Ia lelah. Itu sulit, dan itu tidak menyenangkan. Ini adalah perasaan jujur Zednos. Ia menyadari betapa hebatnya Chris karena telah mempertahankan peringkat nomor satu selama beberapa tahun sambil memimpin kemajuan Reidan.
‘Dia adalah pria yang sangat terampil dan jauh lebih baik dariku. Grid, yang membuat monster seperti itu terlihat lusuh, hampir seperti dewa.’

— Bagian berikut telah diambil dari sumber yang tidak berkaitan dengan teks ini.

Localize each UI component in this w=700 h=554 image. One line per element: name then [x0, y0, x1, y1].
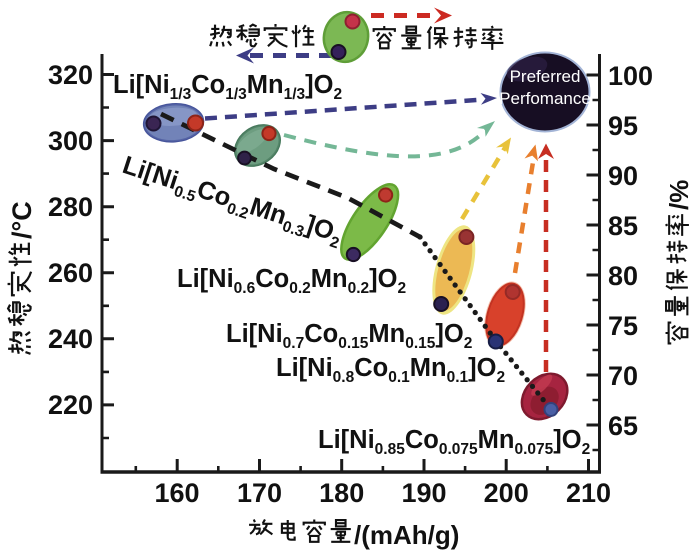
svg-text:190: 190 — [401, 478, 446, 508]
svg-text:180: 180 — [319, 478, 364, 508]
svg-text:90: 90 — [608, 161, 638, 191]
svg-text:70: 70 — [608, 361, 638, 391]
svg-text:80: 80 — [608, 261, 638, 291]
svg-text:Preferred: Preferred — [510, 67, 581, 86]
svg-text:Perfomance: Perfomance — [499, 89, 591, 108]
svg-text:Li[Ni0.8Co0.1Mn0.1]O2: Li[Ni0.8Co0.1Mn0.1]O2 — [276, 354, 505, 386]
svg-text:85: 85 — [608, 211, 638, 241]
svg-text:Li[Ni0.5Co0.2Mn0.3]O2: Li[Ni0.5Co0.2Mn0.3]O2 — [118, 151, 346, 252]
svg-text:75: 75 — [608, 311, 638, 341]
svg-text:240: 240 — [48, 324, 93, 354]
svg-text:/(mAh/g): /(mAh/g) — [354, 520, 459, 550]
svg-text:300: 300 — [48, 126, 93, 156]
svg-text:Li[Ni0.7Co0.15Mn0.15]O2: Li[Ni0.7Co0.15Mn0.15]O2 — [226, 320, 472, 352]
svg-text:Li[Ni0.85Co0.075Mn0.075]O2: Li[Ni0.85Co0.075Mn0.075]O2 — [318, 426, 590, 458]
svg-text:/%: /% — [664, 180, 694, 210]
svg-text:Li[Ni1/3Co1/3Mn1/3]O2: Li[Ni1/3Co1/3Mn1/3]O2 — [113, 71, 342, 103]
svg-text:160: 160 — [154, 478, 199, 508]
svg-text:320: 320 — [48, 60, 93, 90]
svg-text:210: 210 — [566, 478, 611, 508]
svg-text:170: 170 — [237, 478, 282, 508]
svg-text:100: 100 — [608, 61, 653, 91]
svg-text:65: 65 — [608, 411, 638, 441]
svg-text:200: 200 — [484, 478, 529, 508]
svg-text:280: 280 — [48, 192, 93, 222]
svg-text:260: 260 — [48, 258, 93, 288]
svg-text:/°C: /°C — [7, 201, 37, 239]
svg-text:Li[Ni0.6Co0.2Mn0.2]O2: Li[Ni0.6Co0.2Mn0.2]O2 — [177, 265, 406, 297]
svg-text:220: 220 — [48, 390, 93, 420]
svg-text:95: 95 — [608, 111, 638, 141]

Chris—jenius luar biasa yang dikagumi Zednos—tidak dapat mempersempit kesenjangan yang semakin besar dengan Grid. Setidaknya, jika dia tidak hanya ingin berpegangan pada pergelangan kaki Grid, dia harus menginvestasikan seluruh waktunya, meninggalkan pekerjaannya dan Kerajaan Overgeared.
‘Aku tidak tahu saat dia di sini. Ini sangat disesalkan.’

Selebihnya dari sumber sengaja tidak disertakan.